MegaSeadramon ging weer weg, terwijl het plezier in zijn ogen te zien was. Hij wist dat de groep hem nooit zouden kunnen verslaan, omdat de groep niet eens als groep tegenover hem zou kunnen staan. Hij zou de rest van de groep waarschijnlijk willen bewaren voor het diner, terwijl hij Izzy als lunch tot zich had genomen.
Tai keek rond om te zien wie er nog over waren. Hij zag de wanhopige blikken op de gezichten van zijn teamgenootjes en wist dat het gevaar in de groep nog niet was geweken. ”Myotismon heeft meer dan 1 verrader in de groep zitten en nu is het aan ons om die snel te vinden, voordat we allemaal dood zijn en Myotismon voor altijd de wereld in zijn greep kan houden.” Zijn vertrouwde Agumon was niet heel snugger, maar geen verrader van de groep, dat wist Tai zeker. Kari vertrouwde hij niet meer, maar zij was niet belangrijk. De echte verrader moest Gomamon zijn, want Sora was gewoon te lief en te onschuldig om de groep te verraden voor Myotismon. Op dat moment merkte hij op dat Sora niet in de buurt was. En hij had zich nog maar tien keer verontschuldigd voor zijn idiote klunzigheid bij de fontein.

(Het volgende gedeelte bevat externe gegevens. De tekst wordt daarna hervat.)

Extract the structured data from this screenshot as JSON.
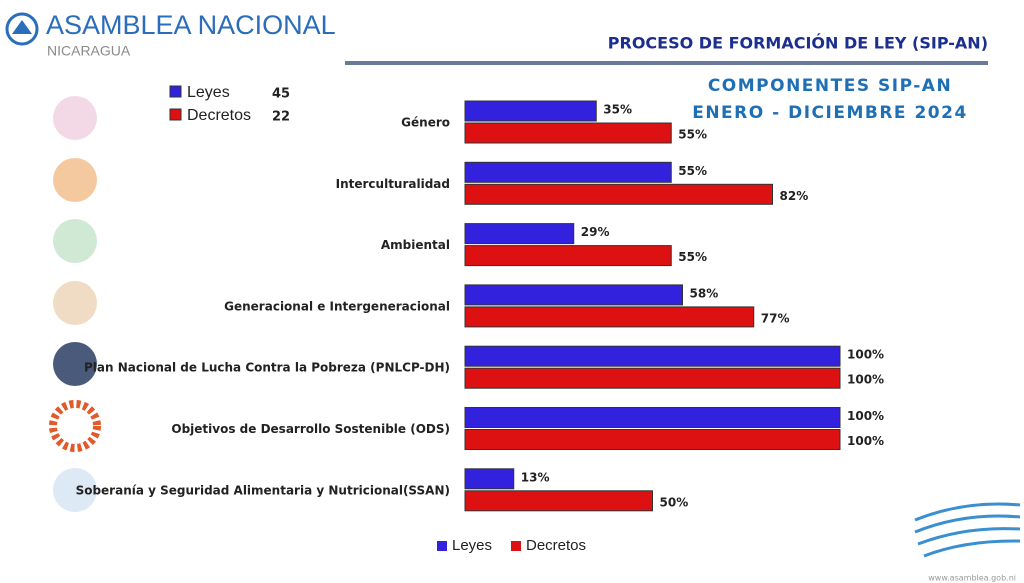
{
  "header": {
    "org": "ASAMBLEA NACIONAL",
    "country": "NICARAGUA",
    "title": "PROCESO DE FORMACIÓN DE LEY (SIP-AN)"
  },
  "chart_data": {
    "type": "bar",
    "orientation": "horizontal",
    "title": "COMPONENTES SIP-AN",
    "subtitle": "ENERO - DICIEMBRE 2024",
    "categories": [
      "Género",
      "Interculturalidad",
      "Ambiental",
      "Generacional e Intergeneracional",
      "Plan Nacional  de Lucha Contra la Pobreza (PNLCP-DH)",
      "Objetivos de Desarrollo Sostenible (ODS)",
      "Soberanía y Seguridad Alimentaria y Nutricional(SSAN)"
    ],
    "series": [
      {
        "name": "Leyes",
        "color": "#3322dd",
        "total": 45,
        "values": [
          35,
          55,
          29,
          58,
          100,
          100,
          13
        ],
        "value_labels": [
          "35%",
          "55%",
          "29%",
          "58%",
          "100%",
          "100%",
          "13%"
        ]
      },
      {
        "name": "Decretos",
        "color": "#dd1111",
        "total": 22,
        "values": [
          55,
          82,
          55,
          77,
          100,
          100,
          50
        ],
        "value_labels": [
          "55%",
          "82%",
          "55%",
          "77%",
          "100%",
          "100%",
          "50%"
        ]
      }
    ],
    "xlim": [
      0,
      100
    ],
    "grid": false
  },
  "footer": "www.asamblea.gob.ni"
}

Tai rende het bos in, op zoek naar Sora. Hij sloeg de takken gewoon aan de kant. Straks verongelukte ze omdat hij haar wederom in de steek had gelaten. Hij hoorde haar roepen: “WIE IS DAAR!?” “LAAT JE ZIEN DAN!” “KOM OP!” Blij ging hij op de stem af en zag dat Sora in gevechtshouding stond. “Rustig maar, Sora, ik ben het.” “Samen zullen we Myotismon verslaan, al is het het laatste wat we doen.” Tai liep op haar af met open armen om haar gerust te kunnen stellen, want ze verdiende gewoon een paar sterke armen om haar heen na alles wat ze hadden doorgemaakt.